Shares in Pembina fell about 2.7 per cent to $40.50 on the Toronto Stock Exchange after the announcement. They had been up 38 per cent this year.
“We are surprised by the timing of the announcement, as well as the lack of a defined transition period, which in other instances in the sector has usually been measured in months if not quarters,” Robert Kwan, analyst at RBC Dominion Securities wrote in a note to clients. However, Mr. Dilger’s statement in the release and the company’s reiteration of its targets gave comfort that there were no material financial or operational problems, Mr. Kwan said.
Pembina expanded its size and scope under Mr. Dilger’s tenure. He led the company through the $5.8-billion takeover of Veresen Inc. in 2017 and the $4.4-billion acquisition of Kinder Morgan Canada two years later.
This year Pembina has been active on a number of fronts. It signed agreements with Indigenous groups to advance a bid for the Trans Mountain oil pipeline, currently owned by the federal government, and to propose a liquefied natural gas plant called Cedar near Kitimat, B.C.
The alliances, with Western Indigenous Pipeline Group and Haisla First Nation, respectively, put Pembina at the heart of efforts by Indigenous communities to take more control of their economic prospects through major energy projects – initiatives that remain contentious among some First Nations.
Haisla Chief Councillor Crystal Smith said she did not expect any changes to the Cedar LNG partnership as a result of Mr. Dilger’s departure.
“Every team member is instrumental in regard to the success of the project. But it’s the commitment of the team that’s going to provide success to this project and the commitment from both Haisla and Pembina remains the same,” Ms. Smith said.
Pembina has also teamed up with TC Energy Corp. in a plan for a major carbon transportation and sequestration network in Alberta.

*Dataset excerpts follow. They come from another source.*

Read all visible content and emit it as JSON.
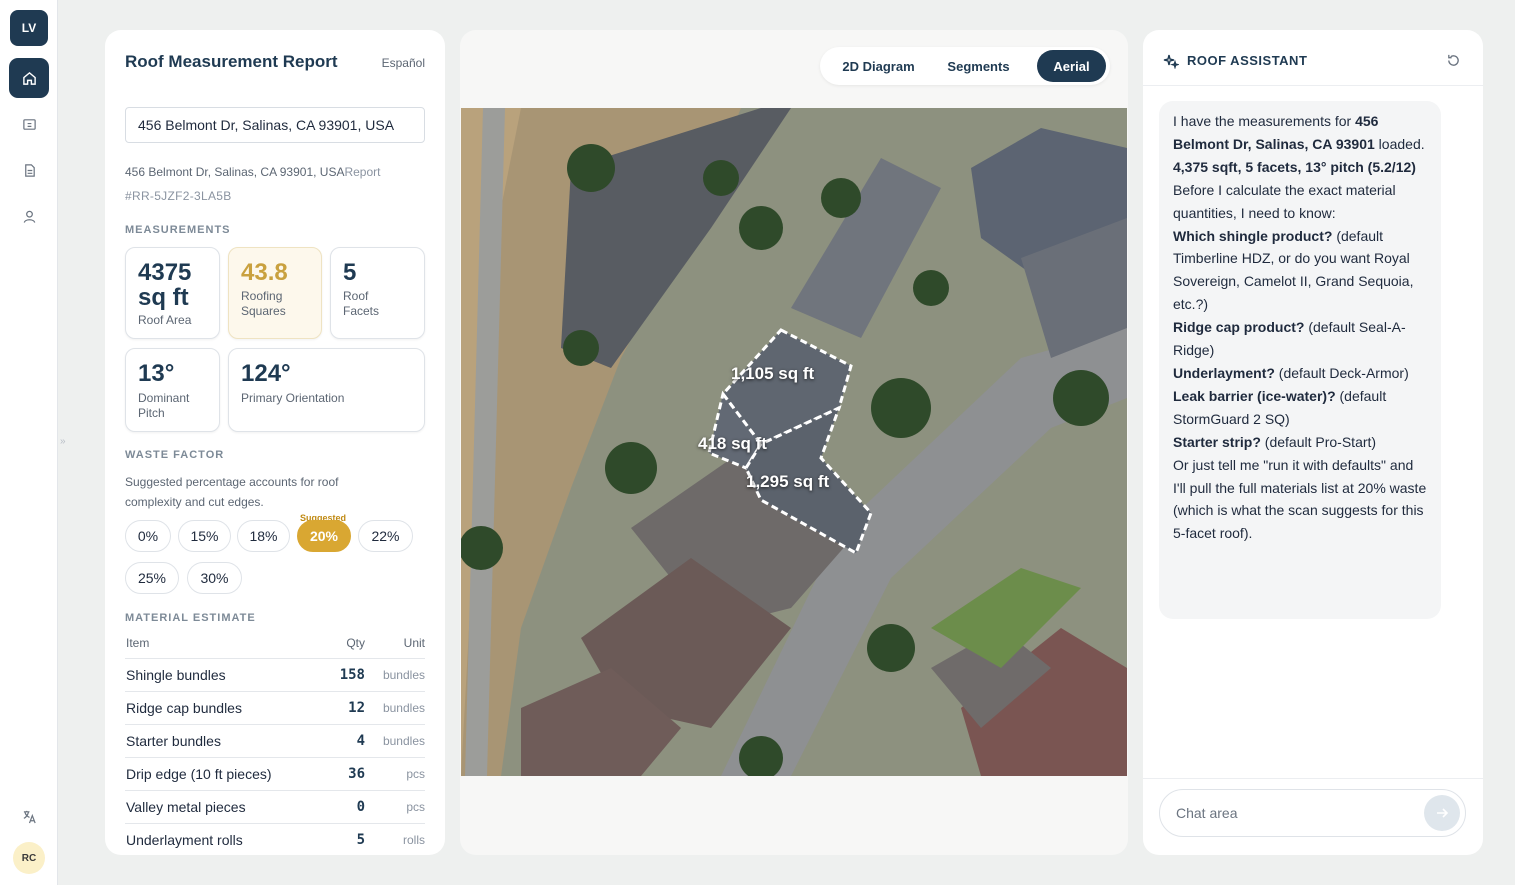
{
  "rail": {
    "logo": "LV",
    "avatar": "RC"
  },
  "report": {
    "title": "Roof Measurement Report",
    "language_toggle": "Español",
    "address_input": "456 Belmont Dr, Salinas, CA 93901, USA",
    "address_line": "456 Belmont Dr, Salinas, CA 93901, USA",
    "address_line_suffix": "Report",
    "report_id": "#RR-5JZF2-3LA5B",
    "measurements_label": "MEASUREMENTS",
    "stats": {
      "roof_area_value_1": "4375",
      "roof_area_value_2": "sq ft",
      "roof_area_label": "Roof Area",
      "squares_value": "43.8",
      "squares_label_1": "Roofing",
      "squares_label_2": "Squares",
      "facets_value": "5",
      "facets_label_1": "Roof",
      "facets_label_2": "Facets",
      "pitch_value": "13°",
      "pitch_label_1": "Dominant",
      "pitch_label_2": "Pitch",
      "orientation_value": "124°",
      "orientation_label": "Primary Orientation"
    },
    "waste_label": "WASTE FACTOR",
    "waste_desc": "Suggested percentage accounts for roof complexity and cut edges.",
    "waste_suggested_tag": "Suggested",
    "waste_options": [
      "0%",
      "15%",
      "18%",
      "20%",
      "22%",
      "25%",
      "30%"
    ],
    "waste_selected": "20%",
    "material_label": "MATERIAL ESTIMATE",
    "material_headers": {
      "item": "Item",
      "qty": "Qty",
      "unit": "Unit"
    },
    "materials": [
      {
        "name": "Shingle bundles",
        "qty": "158",
        "unit": "bundles"
      },
      {
        "name": "Ridge cap bundles",
        "qty": "12",
        "unit": "bundles"
      },
      {
        "name": "Starter bundles",
        "qty": "4",
        "unit": "bundles"
      },
      {
        "name": "Drip edge (10 ft pieces)",
        "qty": "36",
        "unit": "pcs"
      },
      {
        "name": "Valley metal pieces",
        "qty": "0",
        "unit": "pcs"
      },
      {
        "name": "Underlayment rolls",
        "qty": "5",
        "unit": "rolls"
      }
    ]
  },
  "map": {
    "tabs": [
      "2D Diagram",
      "Segments",
      "Aerial"
    ],
    "active_tab": "Aerial",
    "segment_labels": [
      "1,105 sq ft",
      "418 sq ft",
      "1,295 sq ft"
    ]
  },
  "assistant": {
    "title": "ROOF ASSISTANT",
    "msg": {
      "p1_a": "I have the measurements for ",
      "p1_b": "456 Belmont Dr, Salinas, CA 93901",
      "p1_c": " loaded.",
      "p2": "4,375 sqft, 5 facets, 13° pitch (5.2/12)",
      "p3": "Before I calculate the exact material quantities, I need to know:",
      "q1_b": "Which shingle product?",
      "q1_t": " (default Timberline HDZ, or do you want Royal Sovereign, Camelot II, Grand Sequoia, etc.?)",
      "q2_b": "Ridge cap product?",
      "q2_t": " (default Seal-A-Ridge)",
      "q3_b": "Underlayment?",
      "q3_t": " (default Deck-Armor)",
      "q4_b": "Leak barrier (ice-water)?",
      "q4_t": " (default StormGuard 2 SQ)",
      "q5_b": "Starter strip?",
      "q5_t": " (default Pro-Start)",
      "p4": "Or just tell me \"run it with defaults\" and I'll pull the full materials list at 20% waste (which is what the scan suggests for this 5-facet roof)."
    },
    "chat_placeholder": "Chat area"
  },
  "colors": {
    "navy": "#1f3a52",
    "gold": "#d9a732",
    "background": "#eef0ef"
  }
}
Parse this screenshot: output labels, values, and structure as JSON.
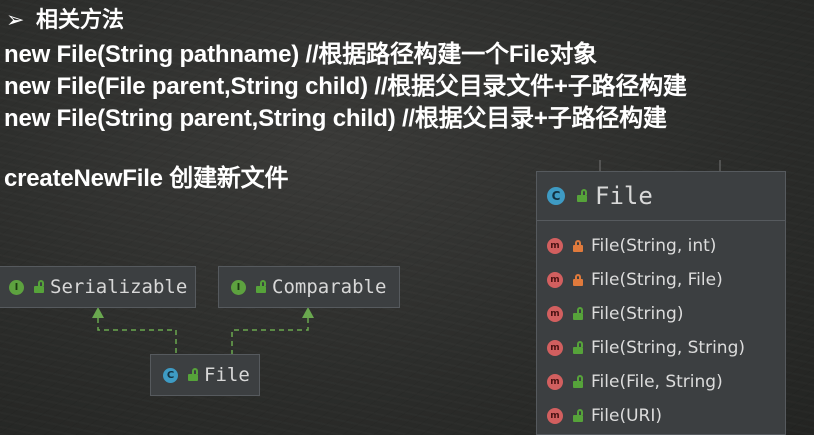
{
  "slide": {
    "heading_bullet": "➢",
    "heading": "相关方法",
    "lines": [
      "new File(String pathname) //根据路径构建一个File对象",
      "new File(File parent,String child) //根据父目录文件+子路径构建",
      "new File(String parent,String child) //根据父目录+子路径构建",
      "createNewFile 创建新文件"
    ]
  },
  "diagram": {
    "interfaces": [
      {
        "icon": "I",
        "name": "Serializable"
      },
      {
        "icon": "I",
        "name": "Comparable"
      }
    ],
    "class_small": {
      "icon": "C",
      "name": "File"
    },
    "class_panel": {
      "icon": "C",
      "name": "File",
      "methods": [
        {
          "icon": "m",
          "access": "private",
          "label": "File(String, int)"
        },
        {
          "icon": "m",
          "access": "private",
          "label": "File(String, File)"
        },
        {
          "icon": "m",
          "access": "public",
          "label": "File(String)"
        },
        {
          "icon": "m",
          "access": "public",
          "label": "File(String, String)"
        },
        {
          "icon": "m",
          "access": "public",
          "label": "File(File, String)"
        },
        {
          "icon": "m",
          "access": "public",
          "label": "File(URI)"
        }
      ]
    }
  },
  "colors": {
    "background": "#2c2d2b",
    "box": "#3c3f41",
    "border": "#565a5e",
    "interface_icon": "#5da23f",
    "class_icon": "#3e9bc4",
    "method_icon": "#d25f5f",
    "link": "#6aa84f"
  }
}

After Inter Pipeline found itself the target of an unsolicited takeover bid from Brookfield Infrastructure Partners, Pembina struck a deal in May to be Inter’s white knight in an $8.3-billion deal. In the end, Inter agreed to accept a sweetened offer from Brookfield, allowing Pembina to pocket the hefty break fee.
Last week, Pembina announced it had set a goal to reduce its carbon emissions by 30 per cent from 2019 levels by 2030. The company said it would factor the target into all its business decisions.